Detail of Troubled Man by GoldCat, created for the Nowhere to Run Fundraising drop.

The Future? #

Diane Drubay, another artist long associated with environmental and charitable causes, was a natural fit for the UNHCR and attended the Digital Art Mile after being invited by the Artistic Director Georg Bak to organise the ‘Museums in Web3’ portion of the event. She gave us her thoughts on the Digital Art Mile, and mirrored the sentiments of many attendees who saw a positive new direction after some recent troubles:

“Christiane Paul, from the Whitney Museum of American Art, told me last week that for years, digital art was always present in art fairs - it’s only in recent years and the arrival of the word NFT that it’s disappeared. The division between the two worlds is not symptomatic, it’s contextual.

We had to do something to show that the web3 art world is different today from what it was in 2021. And so the Digital Art Mile was born, standing under the noses of fair visitors and inviting them to create a bridge.

We saw exhibitions of the highest quality, whether in terms of curation, works presented, scenography or hanging. The names of the artists on show would make the biggest galleries jealous, and the prices as well. The profile of the exhibitors was also important - we saw exhibitions proposed not only by digital art galleries, but also by NFT marketplaces, design studios, a collector and his foundation, and an artist agent.

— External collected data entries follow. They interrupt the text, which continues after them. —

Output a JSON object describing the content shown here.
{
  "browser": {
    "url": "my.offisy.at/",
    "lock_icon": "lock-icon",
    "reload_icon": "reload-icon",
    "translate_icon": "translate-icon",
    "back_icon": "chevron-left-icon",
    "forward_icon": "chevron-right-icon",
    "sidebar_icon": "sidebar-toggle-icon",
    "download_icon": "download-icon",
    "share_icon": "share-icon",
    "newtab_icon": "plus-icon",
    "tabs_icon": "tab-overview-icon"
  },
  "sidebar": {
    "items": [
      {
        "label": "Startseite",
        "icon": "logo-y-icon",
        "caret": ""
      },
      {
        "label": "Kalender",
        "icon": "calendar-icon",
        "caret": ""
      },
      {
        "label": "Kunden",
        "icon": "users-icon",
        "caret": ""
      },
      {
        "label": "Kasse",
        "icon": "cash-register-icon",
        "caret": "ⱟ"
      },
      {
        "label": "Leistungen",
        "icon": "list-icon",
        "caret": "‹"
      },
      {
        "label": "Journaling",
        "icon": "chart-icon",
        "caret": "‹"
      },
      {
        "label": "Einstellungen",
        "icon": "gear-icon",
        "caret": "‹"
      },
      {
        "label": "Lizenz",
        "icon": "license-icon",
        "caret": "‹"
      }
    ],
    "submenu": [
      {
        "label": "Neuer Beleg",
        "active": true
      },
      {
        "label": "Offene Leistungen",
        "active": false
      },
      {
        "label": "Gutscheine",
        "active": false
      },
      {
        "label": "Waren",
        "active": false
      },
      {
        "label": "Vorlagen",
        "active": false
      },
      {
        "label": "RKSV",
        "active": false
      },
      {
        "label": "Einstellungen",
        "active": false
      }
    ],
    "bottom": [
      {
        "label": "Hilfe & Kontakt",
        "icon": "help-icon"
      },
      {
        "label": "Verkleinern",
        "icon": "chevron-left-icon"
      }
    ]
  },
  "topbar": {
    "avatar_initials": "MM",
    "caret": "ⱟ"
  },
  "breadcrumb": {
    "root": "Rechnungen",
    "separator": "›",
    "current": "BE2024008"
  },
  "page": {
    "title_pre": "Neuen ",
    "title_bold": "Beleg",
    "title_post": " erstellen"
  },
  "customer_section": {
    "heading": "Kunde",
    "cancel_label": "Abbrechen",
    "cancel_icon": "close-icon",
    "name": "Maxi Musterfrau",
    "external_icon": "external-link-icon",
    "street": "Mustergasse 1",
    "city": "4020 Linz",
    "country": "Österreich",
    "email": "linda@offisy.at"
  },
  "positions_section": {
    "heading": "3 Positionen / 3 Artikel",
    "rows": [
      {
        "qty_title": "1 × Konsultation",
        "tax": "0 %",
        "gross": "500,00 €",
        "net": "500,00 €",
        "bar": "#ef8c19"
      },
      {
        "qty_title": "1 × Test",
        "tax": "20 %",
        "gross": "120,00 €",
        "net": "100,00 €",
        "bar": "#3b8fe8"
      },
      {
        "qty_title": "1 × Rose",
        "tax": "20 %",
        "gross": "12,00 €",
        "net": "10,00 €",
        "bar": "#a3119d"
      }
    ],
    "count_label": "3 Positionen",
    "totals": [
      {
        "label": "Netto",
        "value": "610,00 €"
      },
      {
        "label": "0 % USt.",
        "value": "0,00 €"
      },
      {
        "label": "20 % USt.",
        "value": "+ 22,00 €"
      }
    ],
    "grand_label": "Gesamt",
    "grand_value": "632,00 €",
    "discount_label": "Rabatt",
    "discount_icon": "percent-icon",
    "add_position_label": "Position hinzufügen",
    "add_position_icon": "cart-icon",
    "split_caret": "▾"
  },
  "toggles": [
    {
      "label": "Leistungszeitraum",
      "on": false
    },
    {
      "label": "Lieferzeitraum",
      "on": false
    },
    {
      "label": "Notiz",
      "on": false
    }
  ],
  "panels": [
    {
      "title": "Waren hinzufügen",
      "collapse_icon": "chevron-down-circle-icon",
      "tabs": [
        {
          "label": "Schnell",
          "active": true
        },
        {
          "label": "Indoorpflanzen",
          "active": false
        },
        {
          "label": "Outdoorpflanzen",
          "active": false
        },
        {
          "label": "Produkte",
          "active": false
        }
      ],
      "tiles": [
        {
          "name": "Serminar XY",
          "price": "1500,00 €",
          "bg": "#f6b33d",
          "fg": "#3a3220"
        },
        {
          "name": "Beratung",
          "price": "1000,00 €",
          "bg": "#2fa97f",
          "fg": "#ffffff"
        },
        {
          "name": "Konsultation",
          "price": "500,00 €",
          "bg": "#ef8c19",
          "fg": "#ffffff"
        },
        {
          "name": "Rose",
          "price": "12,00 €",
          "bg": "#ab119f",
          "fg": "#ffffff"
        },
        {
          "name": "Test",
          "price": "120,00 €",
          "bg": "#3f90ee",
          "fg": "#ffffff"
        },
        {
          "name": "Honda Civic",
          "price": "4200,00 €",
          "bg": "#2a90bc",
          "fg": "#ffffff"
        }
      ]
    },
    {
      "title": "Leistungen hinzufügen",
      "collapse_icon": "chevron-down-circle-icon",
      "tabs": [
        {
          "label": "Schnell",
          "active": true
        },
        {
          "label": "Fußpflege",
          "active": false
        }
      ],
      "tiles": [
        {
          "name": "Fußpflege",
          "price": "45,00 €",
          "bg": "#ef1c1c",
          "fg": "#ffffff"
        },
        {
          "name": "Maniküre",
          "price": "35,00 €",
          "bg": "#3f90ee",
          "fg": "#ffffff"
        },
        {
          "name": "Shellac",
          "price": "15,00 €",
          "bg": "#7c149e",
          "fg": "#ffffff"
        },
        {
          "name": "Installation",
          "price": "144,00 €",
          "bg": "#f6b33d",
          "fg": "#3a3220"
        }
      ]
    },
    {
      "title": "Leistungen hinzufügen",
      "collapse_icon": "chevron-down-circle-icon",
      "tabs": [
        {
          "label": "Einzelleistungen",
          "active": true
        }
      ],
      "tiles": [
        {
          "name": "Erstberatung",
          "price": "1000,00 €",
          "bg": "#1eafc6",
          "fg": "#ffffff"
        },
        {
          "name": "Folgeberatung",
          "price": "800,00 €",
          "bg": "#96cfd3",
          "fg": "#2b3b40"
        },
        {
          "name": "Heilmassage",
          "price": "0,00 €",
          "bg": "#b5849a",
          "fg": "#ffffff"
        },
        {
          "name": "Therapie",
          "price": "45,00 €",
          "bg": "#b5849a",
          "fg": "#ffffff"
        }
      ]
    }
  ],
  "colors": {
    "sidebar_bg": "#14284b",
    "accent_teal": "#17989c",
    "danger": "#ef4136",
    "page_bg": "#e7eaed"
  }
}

The web3 art world proved that it was time to bring digital art back into the aisles of Art Basel.”

Will the Digital Art Mile be a sign of things to come, and strengthen year on year? Will it eventually be unnecessary in the face of increased visibility of the genre in the mainstream art world? Will we finally move away from the crypto-bro associations of the darkest days of NFT fever? Time will tell, but a more impactful statement of intent than the Digital Art Mile at Art Basel 2024 we find it hard to imagine. This is undoubtedly a strong start, but perhaps, as Leander Herzog suggested, some patience may be needed.